The UAE and Qatar are also home to the region’s largest long-haul flight carriers: Emirates and Etihad (UAE) and Qatar Airways. The closure of aerial routes to select international destinations by Qatari and Emirati authorities will cause significant operational disruption for these countries’ airlines in particular and aviation industries more broadly.
The suppression of oil demand stemming from the outbreak is increasingly likely to persist and constitute an economic shock for Saudi Arabia, despite the kingdom’s lower reliance on Chinese demand compared to Iraq. As a result, Riyadh will struggle to preserve the four year-long Organization of the Petroleum Exporting Countries (OPEC) alliance with Russia (known as OPEC+) over production cuts needed to prevent further oil price drops.
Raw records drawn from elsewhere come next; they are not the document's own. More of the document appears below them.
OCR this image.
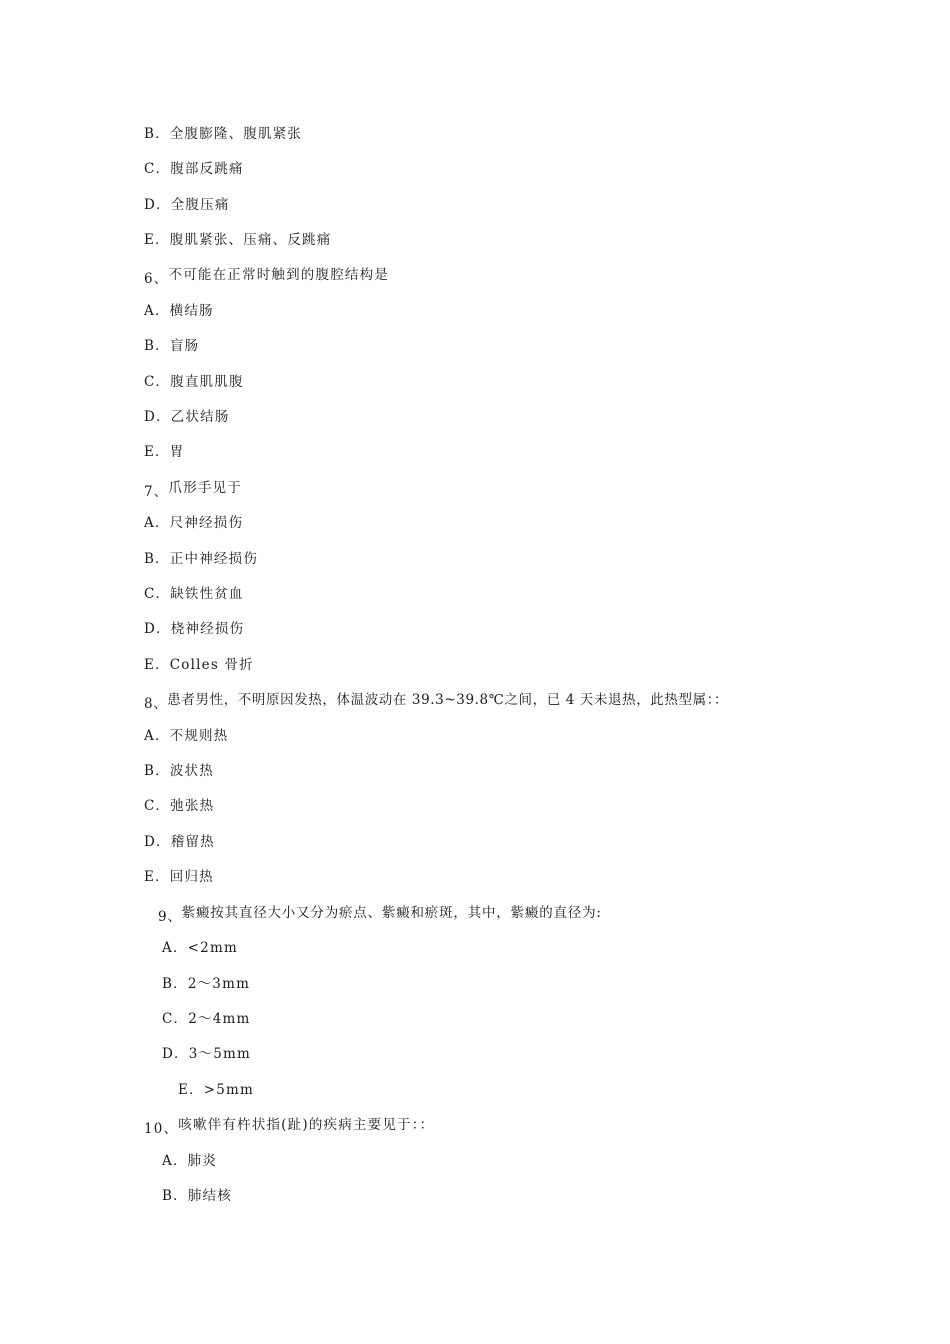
B．全腹膨隆、腹肌紧张
C．腹部反跳痛
D．全腹压痛
E．腹肌紧张、压痛、反跳痛
6、不可能在正常时触到的腹腔结构是
A．横结肠
B．盲肠
C．腹直肌肌腹
D．乙状结肠
E．胃
7、爪形手见于
A．尺神经损伤
B．正中神经损伤
C．缺铁性贫血
D．桡神经损伤
E．Colles 骨折
8、患者男性，不明原因发热，体温波动在 39.3~39.8℃之间，已 4 天未退热，此热型属：：
A．不规则热
B．波状热
C．弛张热
D．稽留热
E．回归热
9、紫癜按其直径大小又分为瘀点、紫癜和瘀斑，其中，紫癜的直径为:
A．<2mm
B．2～3mm
C．2～4mm
D．3～5mm
E．>5mm
10、咳嗽伴有杵状指(趾)的疾病主要见于：：
A．肺炎
B．肺结核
With or without Russia, a prolonged COVID-19 crisis would lock OPEC more deeply into a spiral of production cuts that increasingly fail to bolster oil prices. This would particularly affect Saudi Arabia, the UAE, Kuwait and eventually Iraq, which will soon have to do more to meet its OPEC production quotas.
Strains with China
Further east, Beijing is sensitive to prejudicial attitudes arising from the COVID-19 outbreak. The longer the travel bans implemented against it, the greater the potential diplomatic fallout. Middle Eastern countries will continue to seek to protect their populations from COVID-19 by maintaining travel restrictions, while simultaneously liaising with China to boost Chinese investment and tourism over the coming years. Travel restrictions will unlikely significantly degrade foreign relations between China and Middle Eastern countries, though Beijing may try to push the latter to rapidly ease their restrictions once it deems the threat contained.